The $2.57 trillion budget by President George W. Bush for fiscal year 2006 proposes an increase of $300 million for international AIDS programs and virtually no increase in domestic spending on HIV/AIDS.
AIDS services funded under the Ryan White CARE Act will receive no increase, except for an additional $10 million for AIDS Drug Assistance Programs ( ADAP ) . That is half the amount the administration threw into an emergency effort last summer during the presidential campaign to meet then current shortfalls in ADAP programs.
AIDS Research at the National Institutes of Health will increase 0.4 percent, significantly less than the cost of living. Those research activities continue to shift into the elusive quest for an AIDS vaccine, with much of that going to build up research infrastructure in Africa.
AIDS prevention programs funded by the CDC will actually lose money, some $4 million compared with this year. It is part of an overall reduction of 9 percent, or $6.9 billion at CDC. However, the administration did find an additional $38 million for abstinence only sex education programs run out of the Department of Education.
Despite all of the talk about cuts, the proposed budget is about a third bigger than the one four years ago when Bush took office. The increased spending is going to Iraq; the cuts are coming from domestic programs.
The Washington Post in a Feb. 8 editorial called the overall budget 'breathtaking,' both as 'farce' and 'tragedy' in trying to cut the overall budget deficit in half by 2009, without re-imposing tax cuts passed early in the administration.
'The President's budget proposals, if enacted, will threaten the health care safety net for HIV care and treatment, and undercut prevention and research efforts,' said Dr. Paul Volberding, chairman of the board of the HIV Medicine Association.
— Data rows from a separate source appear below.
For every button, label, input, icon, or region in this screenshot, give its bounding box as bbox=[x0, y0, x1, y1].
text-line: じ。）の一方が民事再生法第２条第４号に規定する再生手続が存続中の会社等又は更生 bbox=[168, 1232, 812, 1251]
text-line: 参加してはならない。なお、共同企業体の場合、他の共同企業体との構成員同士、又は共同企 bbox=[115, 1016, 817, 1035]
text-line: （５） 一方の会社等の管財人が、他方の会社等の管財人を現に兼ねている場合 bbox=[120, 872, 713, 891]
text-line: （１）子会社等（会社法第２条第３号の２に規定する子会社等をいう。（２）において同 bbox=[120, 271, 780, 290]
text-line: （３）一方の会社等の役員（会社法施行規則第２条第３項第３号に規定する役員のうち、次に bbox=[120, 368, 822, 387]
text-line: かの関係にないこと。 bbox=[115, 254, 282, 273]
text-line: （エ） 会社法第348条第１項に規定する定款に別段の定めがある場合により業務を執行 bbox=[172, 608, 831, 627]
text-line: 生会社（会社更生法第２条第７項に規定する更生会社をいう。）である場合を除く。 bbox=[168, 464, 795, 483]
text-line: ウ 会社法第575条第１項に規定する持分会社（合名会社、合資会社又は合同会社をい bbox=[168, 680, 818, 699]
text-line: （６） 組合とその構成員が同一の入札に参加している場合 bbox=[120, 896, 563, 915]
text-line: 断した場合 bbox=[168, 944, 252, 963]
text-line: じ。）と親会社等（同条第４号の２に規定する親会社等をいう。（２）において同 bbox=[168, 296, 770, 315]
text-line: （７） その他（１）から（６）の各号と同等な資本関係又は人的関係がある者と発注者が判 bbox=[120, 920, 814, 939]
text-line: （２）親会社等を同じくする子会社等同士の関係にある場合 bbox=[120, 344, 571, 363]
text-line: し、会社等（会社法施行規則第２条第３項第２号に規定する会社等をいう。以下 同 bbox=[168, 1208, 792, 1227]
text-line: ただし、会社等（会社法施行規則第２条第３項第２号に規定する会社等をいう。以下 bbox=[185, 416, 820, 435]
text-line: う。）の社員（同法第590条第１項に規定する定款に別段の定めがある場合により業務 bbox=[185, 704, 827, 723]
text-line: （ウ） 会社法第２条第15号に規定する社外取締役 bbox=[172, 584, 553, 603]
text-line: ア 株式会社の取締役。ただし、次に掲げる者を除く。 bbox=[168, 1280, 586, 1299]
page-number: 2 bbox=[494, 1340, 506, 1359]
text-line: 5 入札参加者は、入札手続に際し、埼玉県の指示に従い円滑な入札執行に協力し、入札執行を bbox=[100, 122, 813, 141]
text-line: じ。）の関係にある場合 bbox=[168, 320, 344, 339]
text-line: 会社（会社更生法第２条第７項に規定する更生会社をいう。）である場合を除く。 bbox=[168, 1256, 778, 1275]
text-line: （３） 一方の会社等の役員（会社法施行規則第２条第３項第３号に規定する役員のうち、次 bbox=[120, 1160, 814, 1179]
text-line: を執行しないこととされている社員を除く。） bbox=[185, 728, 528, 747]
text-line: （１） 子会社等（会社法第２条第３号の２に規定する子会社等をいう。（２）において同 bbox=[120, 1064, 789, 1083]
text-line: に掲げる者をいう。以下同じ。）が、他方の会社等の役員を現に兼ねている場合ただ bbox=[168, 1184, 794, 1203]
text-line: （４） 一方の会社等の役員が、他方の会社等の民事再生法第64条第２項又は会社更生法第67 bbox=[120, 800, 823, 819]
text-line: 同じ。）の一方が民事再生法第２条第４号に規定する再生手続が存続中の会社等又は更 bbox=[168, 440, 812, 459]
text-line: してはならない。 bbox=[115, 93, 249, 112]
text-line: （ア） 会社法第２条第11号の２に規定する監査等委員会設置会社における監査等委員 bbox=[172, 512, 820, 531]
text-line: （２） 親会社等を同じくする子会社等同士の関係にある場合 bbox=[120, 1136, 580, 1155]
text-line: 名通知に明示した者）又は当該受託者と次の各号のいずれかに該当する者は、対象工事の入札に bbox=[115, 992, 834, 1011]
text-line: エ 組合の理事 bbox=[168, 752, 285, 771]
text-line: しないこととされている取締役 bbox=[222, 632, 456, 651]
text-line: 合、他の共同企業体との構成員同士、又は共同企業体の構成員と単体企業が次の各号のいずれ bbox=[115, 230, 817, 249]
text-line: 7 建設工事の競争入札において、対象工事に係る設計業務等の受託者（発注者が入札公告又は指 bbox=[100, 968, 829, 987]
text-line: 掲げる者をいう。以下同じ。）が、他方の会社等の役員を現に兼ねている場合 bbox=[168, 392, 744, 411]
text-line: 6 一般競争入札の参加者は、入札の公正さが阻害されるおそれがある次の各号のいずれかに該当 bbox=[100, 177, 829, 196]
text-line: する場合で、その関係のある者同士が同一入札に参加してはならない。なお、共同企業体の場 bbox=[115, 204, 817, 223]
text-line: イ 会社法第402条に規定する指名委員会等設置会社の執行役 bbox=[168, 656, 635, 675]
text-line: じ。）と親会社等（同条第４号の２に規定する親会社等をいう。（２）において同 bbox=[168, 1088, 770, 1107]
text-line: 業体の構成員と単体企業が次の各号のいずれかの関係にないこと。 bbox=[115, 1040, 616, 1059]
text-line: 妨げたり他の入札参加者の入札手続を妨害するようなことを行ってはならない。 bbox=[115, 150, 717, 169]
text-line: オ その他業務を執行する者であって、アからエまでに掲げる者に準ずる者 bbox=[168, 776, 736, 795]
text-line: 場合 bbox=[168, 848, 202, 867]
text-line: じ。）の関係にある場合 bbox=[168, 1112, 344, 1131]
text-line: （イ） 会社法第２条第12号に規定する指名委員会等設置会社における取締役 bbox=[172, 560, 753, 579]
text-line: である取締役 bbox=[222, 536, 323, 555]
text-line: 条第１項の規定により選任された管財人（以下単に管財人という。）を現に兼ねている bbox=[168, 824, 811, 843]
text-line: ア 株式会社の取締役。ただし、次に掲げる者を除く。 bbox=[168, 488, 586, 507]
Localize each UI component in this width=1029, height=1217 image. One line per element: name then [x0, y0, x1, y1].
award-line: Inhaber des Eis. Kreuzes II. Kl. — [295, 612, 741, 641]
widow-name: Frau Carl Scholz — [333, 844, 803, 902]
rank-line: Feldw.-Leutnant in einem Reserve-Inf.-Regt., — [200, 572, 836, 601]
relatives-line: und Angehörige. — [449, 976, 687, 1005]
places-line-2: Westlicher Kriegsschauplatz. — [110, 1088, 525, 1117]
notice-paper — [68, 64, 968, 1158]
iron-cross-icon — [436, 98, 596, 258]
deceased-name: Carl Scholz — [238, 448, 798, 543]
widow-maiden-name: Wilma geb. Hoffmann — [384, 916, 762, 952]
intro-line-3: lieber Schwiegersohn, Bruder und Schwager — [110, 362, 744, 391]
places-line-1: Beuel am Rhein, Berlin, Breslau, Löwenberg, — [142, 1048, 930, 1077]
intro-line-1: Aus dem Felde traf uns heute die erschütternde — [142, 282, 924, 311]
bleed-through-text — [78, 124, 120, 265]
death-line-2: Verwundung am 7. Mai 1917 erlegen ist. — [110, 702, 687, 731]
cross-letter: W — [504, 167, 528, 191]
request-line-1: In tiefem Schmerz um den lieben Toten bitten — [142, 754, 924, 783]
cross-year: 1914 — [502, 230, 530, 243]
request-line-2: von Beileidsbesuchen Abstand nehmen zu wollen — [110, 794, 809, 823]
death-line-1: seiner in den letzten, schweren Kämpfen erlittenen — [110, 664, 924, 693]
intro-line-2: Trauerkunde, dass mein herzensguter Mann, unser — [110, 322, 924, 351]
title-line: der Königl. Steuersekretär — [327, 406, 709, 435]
'This budget does not reflect the concern President Bush showed during his State of the Union address for HIV and AIDS prevention and care,' said David Smith, vice president of policy at the Human Rights Campaign. 'Unfortunately, the President's actions do not match his words.'
'Programs that focus on abstinence as the sole means of preventing HIV/AIDS put our young people at tremendous risk,' Smith said. 'We have to question [ the President's ] commitment when his ideology consistently outweighs sound scientific facts.'
'The President focused on African Americans and AIDS in his State of the Union Address,' said Paul Feldman, spokesman for the National Association of People With AIDS ( NAPWA ) , 'And yet it has not one new dollar for the Minority AIDS Initiative.' For the second straight year there is a significant cut in housing support for people living with HIV. 'This is not a response to AIDS.'
'There really has been no new money for five years,' said Marsha Martin, executive director of AIDS Action. During that time an additional 200,000 Americans are estimated to have become infected with HIV. 'Maybe within the context of reauthorization of Ryan White we can put forward the case to the Congress, with the challenge to increase the support necessary to meet those demands.'
Most Washington observers see the President's proposal as just the opening round of the budgetary process, with Congress generally shifting and adding funding. However the spending pressures of Iraq, combined with a reticence to raise taxes, even while the deficit grows, makes that game even more difficult to play this year than in the past.